Temática libre
Y en la costa de Alejandría, descendiendo de una modesta
barca, estaba el Magno, y aquella arcada de Farsalia se enjugó el sudor del rostro.
Con el Triple Triunfador no estaban ni Bruto, ni Catón ni Metelo Escipión; tampoco
estaba ataviado con los ropajes de los reyes etruscos ni con el bastón de marfil.

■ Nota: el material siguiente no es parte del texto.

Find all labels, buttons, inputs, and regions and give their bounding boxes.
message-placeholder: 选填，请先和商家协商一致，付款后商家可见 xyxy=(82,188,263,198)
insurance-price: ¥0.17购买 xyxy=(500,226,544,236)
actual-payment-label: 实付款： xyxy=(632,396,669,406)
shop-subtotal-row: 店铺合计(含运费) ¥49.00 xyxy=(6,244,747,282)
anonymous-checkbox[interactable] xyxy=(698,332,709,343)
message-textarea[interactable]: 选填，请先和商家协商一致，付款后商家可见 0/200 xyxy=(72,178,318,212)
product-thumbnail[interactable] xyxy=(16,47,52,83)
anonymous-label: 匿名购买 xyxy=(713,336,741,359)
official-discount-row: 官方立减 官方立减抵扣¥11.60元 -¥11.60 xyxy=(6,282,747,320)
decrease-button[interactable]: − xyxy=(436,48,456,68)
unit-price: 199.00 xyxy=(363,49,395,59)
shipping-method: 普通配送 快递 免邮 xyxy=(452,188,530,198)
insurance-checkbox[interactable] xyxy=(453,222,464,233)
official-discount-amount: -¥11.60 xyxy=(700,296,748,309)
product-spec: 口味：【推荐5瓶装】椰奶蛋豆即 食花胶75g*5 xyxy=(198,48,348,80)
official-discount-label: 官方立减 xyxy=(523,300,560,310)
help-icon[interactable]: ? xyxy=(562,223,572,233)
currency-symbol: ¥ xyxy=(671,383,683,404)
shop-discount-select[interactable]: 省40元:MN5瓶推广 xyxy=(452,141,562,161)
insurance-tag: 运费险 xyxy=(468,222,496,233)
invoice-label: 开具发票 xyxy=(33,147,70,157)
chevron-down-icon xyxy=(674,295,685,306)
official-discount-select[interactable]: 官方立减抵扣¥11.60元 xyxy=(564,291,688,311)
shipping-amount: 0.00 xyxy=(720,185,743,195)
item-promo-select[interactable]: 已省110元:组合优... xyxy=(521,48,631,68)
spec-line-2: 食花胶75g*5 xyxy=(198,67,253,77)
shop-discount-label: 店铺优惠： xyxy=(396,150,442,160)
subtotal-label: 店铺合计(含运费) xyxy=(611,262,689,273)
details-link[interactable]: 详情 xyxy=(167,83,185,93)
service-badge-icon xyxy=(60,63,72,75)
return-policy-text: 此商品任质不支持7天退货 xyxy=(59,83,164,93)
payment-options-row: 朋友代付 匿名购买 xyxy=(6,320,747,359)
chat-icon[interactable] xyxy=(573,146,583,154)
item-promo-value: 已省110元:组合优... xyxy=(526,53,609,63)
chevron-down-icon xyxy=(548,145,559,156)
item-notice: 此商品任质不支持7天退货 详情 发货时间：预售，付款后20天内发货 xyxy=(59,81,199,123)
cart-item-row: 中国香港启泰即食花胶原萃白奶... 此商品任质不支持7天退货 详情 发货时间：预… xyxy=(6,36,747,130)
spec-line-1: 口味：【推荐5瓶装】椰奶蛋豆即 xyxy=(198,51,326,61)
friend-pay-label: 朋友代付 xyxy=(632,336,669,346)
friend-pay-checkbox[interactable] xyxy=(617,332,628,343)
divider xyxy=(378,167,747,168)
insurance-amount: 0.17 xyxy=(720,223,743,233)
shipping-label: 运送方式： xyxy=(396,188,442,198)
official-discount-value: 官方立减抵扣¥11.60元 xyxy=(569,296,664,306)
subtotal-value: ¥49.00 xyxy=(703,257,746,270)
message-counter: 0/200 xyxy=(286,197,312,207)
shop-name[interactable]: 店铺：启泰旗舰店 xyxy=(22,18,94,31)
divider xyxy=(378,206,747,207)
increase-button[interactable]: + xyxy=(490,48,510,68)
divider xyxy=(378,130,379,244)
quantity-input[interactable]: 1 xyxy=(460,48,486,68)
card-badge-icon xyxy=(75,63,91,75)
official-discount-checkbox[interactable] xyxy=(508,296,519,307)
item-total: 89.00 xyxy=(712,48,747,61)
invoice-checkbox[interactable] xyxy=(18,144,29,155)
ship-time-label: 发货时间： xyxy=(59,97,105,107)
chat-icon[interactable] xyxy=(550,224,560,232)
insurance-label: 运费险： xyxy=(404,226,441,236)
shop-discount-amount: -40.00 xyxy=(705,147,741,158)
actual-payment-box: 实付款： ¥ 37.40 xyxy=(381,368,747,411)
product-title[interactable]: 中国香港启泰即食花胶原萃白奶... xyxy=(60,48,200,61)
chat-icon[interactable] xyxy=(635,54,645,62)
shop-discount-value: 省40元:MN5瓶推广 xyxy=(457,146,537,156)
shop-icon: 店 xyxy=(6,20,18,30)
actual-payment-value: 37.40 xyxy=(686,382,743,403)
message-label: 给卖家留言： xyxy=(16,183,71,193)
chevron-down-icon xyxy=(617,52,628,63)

Se encontraba en cambio acompañado de dos leales libertos, con la mirada fija
en la nutrida corte del faraón Ptolomeo XIII. El Magno estaba hastiado: llevaba
más de dos meses huyendo de la ira de Marte. El Magno estaba asqueado: quería injuriar
al mismísimo Agamenón. Se imaginaba a sí mismo empuñando el orbe, recibiendo
las caricias y los agasajos senatoriales y ascendiendo por cuarta vez las escalinatas
del templo de Júpiter Óptimo Máximo. Recibió el esperado llamado. El eunuco
Potino lo invitaba a unirse a la corte del faraón. Recordó afligido sus
victorias contra Mitrídates y Tigranes, y lamentaba con rencor que la Fortuna
lo hubiese dejado a su suerte. La República había perecido, escuchó los
sollozos de Lucio Junio Bruto y maldijo al hijo de Afrodita. Esa mano, usada
ayer como máquina para tejer la gloria y para construir la historia, estrechó
las manos de Potino y Aquilas. Ya no había imperium, ya no había dignidad
sacerdotal, solo quedaba aquella masa con el sobrenombre de Magno. El acero
atravesó su cuerpo, ya no había duda, esperaba estoicamente entrevistarse con
Plutón. Su cabeza cayó al fragor de la forja de Vulcano y su cuerpo se desplomó
en suelo ptolemaico. ¡Oh! Pompeyo Magno, Triple Triunfador, moledor de piratas,
que alguna vez abrazaste el orbe pero ahora el orbe te pudre a ti.